2. People are an asset, and investment in “human capital” is good business.
The capital must be maintained and developed to ensure the full exploitation
of its potential value.
3. Human resources strategy must be integrated with business strategy to
ensure the achievement of organizational goals and objectives.
4. Employees must be committed to the organization’s mission, goals, and
objectives and to its values to ensure “business” success.

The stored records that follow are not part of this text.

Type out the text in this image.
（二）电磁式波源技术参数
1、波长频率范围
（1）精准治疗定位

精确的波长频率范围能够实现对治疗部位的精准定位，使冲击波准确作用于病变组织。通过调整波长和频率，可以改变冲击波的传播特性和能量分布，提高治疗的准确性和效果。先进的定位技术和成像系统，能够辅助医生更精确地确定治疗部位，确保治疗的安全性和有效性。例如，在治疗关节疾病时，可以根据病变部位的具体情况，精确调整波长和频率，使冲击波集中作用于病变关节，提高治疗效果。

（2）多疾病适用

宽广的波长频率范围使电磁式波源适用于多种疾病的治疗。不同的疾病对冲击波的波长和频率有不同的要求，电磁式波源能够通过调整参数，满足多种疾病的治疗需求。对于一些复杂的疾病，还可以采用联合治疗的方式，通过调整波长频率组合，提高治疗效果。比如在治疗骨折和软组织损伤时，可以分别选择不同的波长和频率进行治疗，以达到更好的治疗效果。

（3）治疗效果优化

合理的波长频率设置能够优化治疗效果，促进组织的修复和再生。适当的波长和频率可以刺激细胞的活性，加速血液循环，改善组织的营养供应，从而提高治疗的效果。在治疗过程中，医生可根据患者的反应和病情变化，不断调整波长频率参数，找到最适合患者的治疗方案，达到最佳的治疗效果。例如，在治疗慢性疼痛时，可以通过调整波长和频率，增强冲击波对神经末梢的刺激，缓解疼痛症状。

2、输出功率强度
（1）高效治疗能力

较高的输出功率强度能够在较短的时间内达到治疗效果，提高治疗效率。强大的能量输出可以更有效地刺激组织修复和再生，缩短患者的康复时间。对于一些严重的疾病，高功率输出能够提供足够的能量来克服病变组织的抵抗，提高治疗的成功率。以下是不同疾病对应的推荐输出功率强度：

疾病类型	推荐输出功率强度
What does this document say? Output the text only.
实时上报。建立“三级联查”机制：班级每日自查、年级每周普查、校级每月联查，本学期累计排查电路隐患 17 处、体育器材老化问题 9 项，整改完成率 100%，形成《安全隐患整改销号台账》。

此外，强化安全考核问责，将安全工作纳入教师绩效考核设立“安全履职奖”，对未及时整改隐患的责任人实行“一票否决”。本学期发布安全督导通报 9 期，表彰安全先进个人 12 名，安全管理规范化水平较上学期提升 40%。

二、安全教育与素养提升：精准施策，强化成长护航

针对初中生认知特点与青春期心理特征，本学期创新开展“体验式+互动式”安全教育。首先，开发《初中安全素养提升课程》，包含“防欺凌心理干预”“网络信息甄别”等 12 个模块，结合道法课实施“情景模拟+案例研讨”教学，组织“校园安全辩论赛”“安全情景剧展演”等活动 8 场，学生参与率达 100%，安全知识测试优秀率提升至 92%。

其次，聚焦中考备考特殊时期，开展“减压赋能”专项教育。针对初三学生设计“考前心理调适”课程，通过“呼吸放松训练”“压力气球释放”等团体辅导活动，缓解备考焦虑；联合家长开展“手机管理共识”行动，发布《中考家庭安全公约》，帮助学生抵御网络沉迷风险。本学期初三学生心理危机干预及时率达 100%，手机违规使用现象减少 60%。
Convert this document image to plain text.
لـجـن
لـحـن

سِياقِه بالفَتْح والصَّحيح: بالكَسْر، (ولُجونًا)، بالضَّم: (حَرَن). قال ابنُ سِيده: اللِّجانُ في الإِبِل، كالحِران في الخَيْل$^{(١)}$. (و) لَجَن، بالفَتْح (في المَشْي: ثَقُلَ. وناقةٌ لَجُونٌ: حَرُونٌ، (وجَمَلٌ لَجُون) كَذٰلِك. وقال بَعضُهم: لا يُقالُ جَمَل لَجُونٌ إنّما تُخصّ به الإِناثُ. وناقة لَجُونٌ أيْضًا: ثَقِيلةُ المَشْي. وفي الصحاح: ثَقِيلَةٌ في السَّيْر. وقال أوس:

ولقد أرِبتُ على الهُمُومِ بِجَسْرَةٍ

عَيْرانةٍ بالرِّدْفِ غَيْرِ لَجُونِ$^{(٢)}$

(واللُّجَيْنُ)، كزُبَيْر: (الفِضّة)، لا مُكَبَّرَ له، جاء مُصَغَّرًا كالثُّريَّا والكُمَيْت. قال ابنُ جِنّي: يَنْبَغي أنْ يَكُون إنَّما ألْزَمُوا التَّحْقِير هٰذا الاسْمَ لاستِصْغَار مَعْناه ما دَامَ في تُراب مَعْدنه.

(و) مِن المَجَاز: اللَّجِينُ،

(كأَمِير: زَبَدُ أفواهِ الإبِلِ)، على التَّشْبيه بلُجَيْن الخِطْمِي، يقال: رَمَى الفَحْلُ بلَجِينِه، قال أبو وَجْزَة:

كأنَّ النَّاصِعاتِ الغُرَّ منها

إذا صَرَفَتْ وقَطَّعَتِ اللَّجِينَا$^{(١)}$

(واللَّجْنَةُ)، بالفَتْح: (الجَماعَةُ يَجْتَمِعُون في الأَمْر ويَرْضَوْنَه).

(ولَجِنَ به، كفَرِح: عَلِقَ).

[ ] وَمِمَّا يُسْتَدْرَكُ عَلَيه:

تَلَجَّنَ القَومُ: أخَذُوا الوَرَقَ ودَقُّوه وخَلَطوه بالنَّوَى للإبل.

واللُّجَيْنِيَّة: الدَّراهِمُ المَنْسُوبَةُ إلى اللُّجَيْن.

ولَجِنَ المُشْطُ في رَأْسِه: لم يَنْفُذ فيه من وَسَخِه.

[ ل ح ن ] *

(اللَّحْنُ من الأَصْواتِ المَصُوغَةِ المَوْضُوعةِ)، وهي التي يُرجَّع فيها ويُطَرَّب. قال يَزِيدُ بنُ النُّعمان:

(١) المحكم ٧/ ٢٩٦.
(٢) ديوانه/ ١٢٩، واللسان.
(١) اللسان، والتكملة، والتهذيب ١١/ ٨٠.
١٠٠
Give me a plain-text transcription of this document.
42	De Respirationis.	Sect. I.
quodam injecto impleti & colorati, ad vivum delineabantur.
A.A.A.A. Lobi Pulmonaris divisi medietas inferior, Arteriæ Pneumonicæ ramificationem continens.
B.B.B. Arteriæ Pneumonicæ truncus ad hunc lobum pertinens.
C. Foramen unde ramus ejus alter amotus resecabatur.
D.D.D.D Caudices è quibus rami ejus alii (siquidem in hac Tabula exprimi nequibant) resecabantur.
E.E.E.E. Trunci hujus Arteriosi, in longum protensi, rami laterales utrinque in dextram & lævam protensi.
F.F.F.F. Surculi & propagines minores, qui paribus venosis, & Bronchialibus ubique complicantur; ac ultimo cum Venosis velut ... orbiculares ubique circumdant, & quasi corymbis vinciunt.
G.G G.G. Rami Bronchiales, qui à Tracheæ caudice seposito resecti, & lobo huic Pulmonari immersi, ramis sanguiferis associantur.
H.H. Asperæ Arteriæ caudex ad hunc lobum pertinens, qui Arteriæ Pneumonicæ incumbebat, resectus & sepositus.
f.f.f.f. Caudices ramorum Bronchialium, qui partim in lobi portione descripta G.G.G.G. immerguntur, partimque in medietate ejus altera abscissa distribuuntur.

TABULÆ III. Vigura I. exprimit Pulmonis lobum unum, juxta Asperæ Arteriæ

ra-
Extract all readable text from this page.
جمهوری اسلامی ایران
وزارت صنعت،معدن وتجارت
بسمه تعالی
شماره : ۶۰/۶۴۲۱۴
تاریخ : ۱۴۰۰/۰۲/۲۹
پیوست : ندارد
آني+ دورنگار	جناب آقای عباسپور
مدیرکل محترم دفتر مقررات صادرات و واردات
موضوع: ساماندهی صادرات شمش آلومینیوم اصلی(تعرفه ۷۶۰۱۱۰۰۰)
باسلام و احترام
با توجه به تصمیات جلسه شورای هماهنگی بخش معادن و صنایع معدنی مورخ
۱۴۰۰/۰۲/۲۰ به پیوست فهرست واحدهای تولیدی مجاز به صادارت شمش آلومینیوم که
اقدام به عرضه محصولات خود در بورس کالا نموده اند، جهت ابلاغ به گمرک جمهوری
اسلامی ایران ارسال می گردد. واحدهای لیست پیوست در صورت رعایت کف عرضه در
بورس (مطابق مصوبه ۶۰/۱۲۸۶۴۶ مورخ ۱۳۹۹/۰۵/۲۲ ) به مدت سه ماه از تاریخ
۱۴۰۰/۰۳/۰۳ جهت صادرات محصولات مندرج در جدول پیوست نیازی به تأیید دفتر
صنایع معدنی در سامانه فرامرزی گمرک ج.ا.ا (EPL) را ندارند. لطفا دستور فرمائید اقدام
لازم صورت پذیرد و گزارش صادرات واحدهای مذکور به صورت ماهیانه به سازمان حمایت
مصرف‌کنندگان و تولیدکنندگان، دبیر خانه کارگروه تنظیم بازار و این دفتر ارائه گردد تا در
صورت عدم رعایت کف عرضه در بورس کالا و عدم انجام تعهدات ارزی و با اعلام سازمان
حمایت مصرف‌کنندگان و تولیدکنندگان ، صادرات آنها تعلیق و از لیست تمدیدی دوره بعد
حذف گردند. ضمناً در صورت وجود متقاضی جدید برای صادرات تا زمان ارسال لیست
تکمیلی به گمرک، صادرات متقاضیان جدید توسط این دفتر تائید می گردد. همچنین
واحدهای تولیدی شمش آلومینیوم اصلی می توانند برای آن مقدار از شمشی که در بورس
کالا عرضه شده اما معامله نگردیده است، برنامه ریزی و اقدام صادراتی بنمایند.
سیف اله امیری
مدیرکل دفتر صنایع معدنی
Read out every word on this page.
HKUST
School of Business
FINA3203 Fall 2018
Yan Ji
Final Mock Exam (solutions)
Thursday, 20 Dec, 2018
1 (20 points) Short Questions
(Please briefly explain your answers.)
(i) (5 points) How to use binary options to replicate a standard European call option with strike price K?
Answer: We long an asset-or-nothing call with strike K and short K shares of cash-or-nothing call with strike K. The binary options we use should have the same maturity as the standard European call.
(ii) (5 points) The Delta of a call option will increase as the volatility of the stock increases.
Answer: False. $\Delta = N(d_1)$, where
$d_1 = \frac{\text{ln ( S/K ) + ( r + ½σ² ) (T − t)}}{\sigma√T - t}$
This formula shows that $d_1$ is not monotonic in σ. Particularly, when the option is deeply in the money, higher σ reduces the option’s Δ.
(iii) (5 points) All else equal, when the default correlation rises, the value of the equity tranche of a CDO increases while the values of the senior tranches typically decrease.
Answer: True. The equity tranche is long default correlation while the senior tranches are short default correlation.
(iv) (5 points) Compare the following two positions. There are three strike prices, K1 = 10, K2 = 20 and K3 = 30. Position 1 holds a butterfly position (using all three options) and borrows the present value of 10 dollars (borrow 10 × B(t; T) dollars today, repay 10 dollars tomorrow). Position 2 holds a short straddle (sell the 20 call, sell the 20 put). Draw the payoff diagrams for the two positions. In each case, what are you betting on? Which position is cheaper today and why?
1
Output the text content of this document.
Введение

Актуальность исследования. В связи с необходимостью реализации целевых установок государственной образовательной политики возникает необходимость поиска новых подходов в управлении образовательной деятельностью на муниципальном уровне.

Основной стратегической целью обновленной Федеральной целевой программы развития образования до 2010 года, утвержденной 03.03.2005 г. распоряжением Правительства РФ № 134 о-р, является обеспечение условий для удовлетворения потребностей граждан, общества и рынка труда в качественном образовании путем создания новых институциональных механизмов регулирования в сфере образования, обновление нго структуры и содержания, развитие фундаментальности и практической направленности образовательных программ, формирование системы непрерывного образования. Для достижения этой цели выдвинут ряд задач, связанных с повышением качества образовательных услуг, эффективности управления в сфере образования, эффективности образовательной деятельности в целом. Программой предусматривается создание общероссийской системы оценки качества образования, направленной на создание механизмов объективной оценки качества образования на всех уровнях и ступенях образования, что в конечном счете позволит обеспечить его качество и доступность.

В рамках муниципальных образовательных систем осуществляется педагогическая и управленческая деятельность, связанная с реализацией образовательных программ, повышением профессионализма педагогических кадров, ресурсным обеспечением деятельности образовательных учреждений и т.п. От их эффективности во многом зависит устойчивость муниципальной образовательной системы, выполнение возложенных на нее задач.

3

5. The right to manage is legitimatized by the need for the organization to
survive in competitive environments and to achieve its goals and objectives.
HRM Functions
1. Planning
- Preparing forecasts of future human resource needs in the light of an
organizations environment, mission and objectives, strategies, and
internal strengths and weaknesses, including its structure.
2. Integrating
- It is important to link, to integrate, human resource management with the
strategic management processes of the organization and coordinate
human resource practices to achieve the organization’s desired goals.
3. Staffing
- Obtaining people with the appropriate skills, abilities, knowledge, and
experience to fill jobs in the organization.
- Key practices are: HR planning, job analysis, recruitment and selection.
4. Developing
- Analyzing learning requirements to ensure that employees possess the
knowledge and skills to perform well in their jobs or to advance in the
organisation.
5. Motivating
- The design and administration of reward systems.
- HR practices include: job evaluation, performance appraisal, pay and
benefits.
6. Designing
- Designing and maintaining work systems that are safe and promote
employee health, and workplace wellness in order to attract and retain a
competent workforce, and comply with all the rules and regulations set up
by government and within the organisation.